L’article de Siècle Digital souligne un paradoxe : alors que l’email reste le canal au ROI le plus élevé, de nombreuses entreprises négligent la délivrabilité. Ce n’est pas parce qu’un mail est envoyé qu’il est reçu.
Ce qu’il faut retenir :
Différence entre envoi et réception : La délivrabilité ne s’arrête pas à l’absence d’erreurs « Bounce ». Elle concerne la capacité d’un email à atteindre la boîte de réception principale plutôt que le dossier Spam ou Promotions.
Les piliers techniques :
L’authentification : L’usage rigoureux des protocoles SPF, DKIM et DMARC est désormais indispensable pour prouver l’identité de l’expéditeur aux serveurs (Gmail, Outlook, etc.).

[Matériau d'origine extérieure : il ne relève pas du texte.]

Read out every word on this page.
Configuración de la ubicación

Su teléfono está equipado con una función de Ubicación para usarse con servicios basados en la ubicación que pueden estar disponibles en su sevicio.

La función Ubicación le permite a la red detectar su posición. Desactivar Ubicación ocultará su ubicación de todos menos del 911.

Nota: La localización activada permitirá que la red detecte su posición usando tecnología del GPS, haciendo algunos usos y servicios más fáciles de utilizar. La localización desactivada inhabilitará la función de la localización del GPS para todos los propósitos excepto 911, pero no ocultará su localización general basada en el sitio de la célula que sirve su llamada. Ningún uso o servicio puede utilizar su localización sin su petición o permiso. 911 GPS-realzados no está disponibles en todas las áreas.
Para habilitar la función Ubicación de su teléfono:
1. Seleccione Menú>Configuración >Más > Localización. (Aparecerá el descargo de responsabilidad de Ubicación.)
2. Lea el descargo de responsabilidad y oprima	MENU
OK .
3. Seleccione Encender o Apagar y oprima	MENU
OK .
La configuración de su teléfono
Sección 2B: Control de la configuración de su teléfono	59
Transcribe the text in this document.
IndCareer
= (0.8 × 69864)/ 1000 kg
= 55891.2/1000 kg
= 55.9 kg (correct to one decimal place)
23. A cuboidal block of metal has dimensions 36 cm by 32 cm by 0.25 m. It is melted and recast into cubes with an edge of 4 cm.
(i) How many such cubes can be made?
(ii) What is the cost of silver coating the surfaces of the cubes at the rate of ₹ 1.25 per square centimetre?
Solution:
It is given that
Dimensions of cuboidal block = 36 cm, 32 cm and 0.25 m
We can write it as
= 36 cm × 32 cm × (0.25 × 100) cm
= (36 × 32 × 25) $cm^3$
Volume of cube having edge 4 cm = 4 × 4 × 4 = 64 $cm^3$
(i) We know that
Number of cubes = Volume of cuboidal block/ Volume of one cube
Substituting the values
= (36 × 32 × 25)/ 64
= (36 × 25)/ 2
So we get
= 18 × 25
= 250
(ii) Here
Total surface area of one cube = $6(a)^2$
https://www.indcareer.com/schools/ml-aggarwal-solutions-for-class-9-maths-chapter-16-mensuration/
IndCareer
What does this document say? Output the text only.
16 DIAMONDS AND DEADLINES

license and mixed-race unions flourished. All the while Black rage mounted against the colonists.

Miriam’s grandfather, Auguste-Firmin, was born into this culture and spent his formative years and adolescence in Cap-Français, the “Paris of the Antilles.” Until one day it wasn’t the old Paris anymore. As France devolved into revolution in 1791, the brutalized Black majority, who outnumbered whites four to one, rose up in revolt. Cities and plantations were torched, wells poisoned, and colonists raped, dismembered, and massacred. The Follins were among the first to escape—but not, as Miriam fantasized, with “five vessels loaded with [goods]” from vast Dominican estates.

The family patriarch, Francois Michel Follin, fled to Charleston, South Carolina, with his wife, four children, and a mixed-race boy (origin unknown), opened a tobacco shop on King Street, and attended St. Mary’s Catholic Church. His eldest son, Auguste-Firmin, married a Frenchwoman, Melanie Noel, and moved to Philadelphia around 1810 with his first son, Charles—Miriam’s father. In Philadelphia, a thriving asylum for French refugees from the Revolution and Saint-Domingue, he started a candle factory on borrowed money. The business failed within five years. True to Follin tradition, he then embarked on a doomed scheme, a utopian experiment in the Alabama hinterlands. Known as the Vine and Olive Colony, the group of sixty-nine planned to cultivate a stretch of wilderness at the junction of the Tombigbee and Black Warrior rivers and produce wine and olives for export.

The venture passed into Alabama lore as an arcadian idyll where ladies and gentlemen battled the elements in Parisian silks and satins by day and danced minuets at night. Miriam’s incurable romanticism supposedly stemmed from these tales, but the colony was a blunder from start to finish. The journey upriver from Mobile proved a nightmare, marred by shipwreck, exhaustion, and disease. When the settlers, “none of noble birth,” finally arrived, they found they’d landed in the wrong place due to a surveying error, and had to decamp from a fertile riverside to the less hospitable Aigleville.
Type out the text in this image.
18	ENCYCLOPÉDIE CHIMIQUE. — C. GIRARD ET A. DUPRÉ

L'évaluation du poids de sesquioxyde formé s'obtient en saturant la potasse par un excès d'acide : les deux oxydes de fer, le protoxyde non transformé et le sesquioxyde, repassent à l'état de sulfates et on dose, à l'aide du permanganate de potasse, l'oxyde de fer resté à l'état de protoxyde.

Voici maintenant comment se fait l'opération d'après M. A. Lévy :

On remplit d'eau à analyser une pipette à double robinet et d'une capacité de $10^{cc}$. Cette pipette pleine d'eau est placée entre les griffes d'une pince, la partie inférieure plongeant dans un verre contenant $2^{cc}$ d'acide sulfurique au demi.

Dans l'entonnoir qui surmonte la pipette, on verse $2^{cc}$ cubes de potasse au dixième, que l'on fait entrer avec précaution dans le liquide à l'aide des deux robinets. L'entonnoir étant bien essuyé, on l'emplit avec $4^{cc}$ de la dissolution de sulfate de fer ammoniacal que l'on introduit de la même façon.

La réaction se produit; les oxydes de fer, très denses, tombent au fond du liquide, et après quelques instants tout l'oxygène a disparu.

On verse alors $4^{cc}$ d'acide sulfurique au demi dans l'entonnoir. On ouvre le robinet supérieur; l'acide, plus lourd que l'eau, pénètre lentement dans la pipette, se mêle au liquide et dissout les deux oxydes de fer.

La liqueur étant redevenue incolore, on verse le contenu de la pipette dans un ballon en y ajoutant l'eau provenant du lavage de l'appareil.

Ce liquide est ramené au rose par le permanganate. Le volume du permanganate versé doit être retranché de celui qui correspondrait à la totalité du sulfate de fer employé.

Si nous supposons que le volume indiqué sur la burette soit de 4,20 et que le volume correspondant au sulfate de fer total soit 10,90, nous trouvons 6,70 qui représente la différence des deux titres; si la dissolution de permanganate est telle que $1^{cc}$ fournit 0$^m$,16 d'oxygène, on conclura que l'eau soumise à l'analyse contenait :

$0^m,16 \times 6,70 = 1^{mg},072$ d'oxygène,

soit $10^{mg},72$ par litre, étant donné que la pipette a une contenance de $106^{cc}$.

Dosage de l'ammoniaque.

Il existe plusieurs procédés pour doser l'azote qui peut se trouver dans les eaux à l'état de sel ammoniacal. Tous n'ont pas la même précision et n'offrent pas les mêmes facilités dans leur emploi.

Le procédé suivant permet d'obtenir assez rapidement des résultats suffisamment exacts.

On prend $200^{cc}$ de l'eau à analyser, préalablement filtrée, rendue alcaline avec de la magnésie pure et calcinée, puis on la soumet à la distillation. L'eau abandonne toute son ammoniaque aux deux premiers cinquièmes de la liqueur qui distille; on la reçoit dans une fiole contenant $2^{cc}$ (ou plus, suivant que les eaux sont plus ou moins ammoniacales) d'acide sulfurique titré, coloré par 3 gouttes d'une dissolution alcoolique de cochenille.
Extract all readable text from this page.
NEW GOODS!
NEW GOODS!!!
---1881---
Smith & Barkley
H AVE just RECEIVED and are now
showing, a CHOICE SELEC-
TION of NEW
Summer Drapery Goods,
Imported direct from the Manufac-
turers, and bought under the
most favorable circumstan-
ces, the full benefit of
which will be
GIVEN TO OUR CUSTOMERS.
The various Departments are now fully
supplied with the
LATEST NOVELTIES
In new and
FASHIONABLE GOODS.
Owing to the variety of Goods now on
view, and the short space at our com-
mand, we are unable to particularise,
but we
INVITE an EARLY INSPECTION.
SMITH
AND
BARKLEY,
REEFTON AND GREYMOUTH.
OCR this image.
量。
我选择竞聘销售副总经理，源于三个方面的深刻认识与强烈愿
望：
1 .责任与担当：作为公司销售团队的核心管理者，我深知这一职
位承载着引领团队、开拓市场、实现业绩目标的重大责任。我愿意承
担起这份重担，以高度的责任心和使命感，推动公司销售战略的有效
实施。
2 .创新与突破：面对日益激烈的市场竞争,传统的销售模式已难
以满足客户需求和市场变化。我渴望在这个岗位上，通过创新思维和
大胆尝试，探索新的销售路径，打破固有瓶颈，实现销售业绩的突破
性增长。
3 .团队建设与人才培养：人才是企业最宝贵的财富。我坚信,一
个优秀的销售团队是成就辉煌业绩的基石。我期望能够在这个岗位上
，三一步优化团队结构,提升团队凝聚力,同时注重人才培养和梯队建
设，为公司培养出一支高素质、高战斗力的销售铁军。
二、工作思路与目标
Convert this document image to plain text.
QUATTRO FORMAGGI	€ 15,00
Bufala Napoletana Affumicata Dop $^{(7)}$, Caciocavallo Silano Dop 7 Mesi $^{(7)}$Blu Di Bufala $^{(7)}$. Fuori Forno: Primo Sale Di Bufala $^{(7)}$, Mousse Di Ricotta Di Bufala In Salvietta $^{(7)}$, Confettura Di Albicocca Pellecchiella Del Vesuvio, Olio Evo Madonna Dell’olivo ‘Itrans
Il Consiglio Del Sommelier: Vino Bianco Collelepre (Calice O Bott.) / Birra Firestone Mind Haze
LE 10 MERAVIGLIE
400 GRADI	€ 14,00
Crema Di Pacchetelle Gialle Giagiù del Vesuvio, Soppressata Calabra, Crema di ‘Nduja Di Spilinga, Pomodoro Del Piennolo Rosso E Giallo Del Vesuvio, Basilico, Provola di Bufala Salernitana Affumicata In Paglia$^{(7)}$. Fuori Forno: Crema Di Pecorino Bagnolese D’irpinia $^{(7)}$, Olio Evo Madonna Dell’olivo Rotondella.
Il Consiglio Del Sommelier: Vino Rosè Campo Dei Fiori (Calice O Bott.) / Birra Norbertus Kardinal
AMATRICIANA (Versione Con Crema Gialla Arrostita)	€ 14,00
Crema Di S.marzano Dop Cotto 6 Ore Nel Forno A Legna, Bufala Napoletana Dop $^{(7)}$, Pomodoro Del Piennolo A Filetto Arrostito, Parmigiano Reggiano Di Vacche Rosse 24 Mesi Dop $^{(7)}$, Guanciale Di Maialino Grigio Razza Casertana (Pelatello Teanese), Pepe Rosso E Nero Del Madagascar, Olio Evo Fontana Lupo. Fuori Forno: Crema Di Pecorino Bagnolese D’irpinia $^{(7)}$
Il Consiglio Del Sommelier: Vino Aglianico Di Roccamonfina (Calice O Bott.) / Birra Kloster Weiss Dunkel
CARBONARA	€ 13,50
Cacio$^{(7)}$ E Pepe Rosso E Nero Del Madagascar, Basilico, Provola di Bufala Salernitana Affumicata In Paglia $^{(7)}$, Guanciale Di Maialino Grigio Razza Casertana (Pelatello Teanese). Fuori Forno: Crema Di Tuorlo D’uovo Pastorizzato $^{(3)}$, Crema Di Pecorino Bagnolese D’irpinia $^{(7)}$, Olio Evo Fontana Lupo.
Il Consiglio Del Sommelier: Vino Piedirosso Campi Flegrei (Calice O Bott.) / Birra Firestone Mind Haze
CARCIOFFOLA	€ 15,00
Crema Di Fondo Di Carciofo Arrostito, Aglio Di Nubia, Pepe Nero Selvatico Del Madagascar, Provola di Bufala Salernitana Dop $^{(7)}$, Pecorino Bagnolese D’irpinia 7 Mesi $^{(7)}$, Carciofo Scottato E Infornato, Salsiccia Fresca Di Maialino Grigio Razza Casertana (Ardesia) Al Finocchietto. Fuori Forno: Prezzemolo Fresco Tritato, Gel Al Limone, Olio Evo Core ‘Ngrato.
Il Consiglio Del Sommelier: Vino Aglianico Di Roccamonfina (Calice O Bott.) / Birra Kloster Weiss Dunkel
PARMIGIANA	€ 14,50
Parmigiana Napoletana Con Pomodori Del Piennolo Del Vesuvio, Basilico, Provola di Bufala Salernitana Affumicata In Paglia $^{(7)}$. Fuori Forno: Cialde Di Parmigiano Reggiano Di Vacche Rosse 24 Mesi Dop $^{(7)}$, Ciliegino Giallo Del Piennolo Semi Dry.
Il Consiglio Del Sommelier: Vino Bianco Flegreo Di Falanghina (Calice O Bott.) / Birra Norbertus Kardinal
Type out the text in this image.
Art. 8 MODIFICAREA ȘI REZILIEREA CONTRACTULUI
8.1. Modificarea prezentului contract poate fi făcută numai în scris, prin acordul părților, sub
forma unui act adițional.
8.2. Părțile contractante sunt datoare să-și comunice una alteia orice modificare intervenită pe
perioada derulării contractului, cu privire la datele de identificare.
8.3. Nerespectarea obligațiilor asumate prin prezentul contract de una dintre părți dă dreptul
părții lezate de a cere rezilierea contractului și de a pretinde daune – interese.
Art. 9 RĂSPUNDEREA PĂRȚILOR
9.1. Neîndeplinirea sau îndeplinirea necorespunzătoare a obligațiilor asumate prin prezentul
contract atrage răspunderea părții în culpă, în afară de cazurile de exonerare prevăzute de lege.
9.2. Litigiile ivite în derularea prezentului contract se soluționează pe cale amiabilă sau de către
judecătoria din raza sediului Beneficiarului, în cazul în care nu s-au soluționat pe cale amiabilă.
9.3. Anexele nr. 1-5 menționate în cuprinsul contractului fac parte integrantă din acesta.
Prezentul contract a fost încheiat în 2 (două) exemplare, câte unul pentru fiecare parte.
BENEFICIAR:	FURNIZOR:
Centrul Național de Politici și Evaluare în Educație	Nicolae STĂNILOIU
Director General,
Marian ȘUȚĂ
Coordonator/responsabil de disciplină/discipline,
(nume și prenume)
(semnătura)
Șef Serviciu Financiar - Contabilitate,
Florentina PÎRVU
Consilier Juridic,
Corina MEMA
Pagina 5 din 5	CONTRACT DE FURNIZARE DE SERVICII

La réputation d’expéditeur : Elle se bâtit sur le long terme en fonction du comportement des destinataires (ouvertures, clics, signalements spam).
L’impact business : Une mauvaise délivrabilité agit comme un « impôt silencieux ». Si 20 % de vos mails vont en spam, c’est 20 % de votre budget marketing et de votre chiffre d’affaires potentiel qui s’évaporent instantanément.
Les bonnes pratiques recommandées :
Nettoyage de base de données : Supprimer régulièrement les inactifs pour maintenir un taux d’engagement élevé.
Qualité du contenu : Éviter les « spam words » et veiller à un équilibre texte/image optimal.
Surveillance constante : Utiliser des outils de monitoring pour détecter une chute de réputation avant qu’elle ne devienne critique.
L’essentiel : La délivrabilité n’est pas qu’un sujet technique pour la DSI, c’est un levier de performance stratégique pour les équipes marketing qui souhaitent maximiser leur conversion en 2026.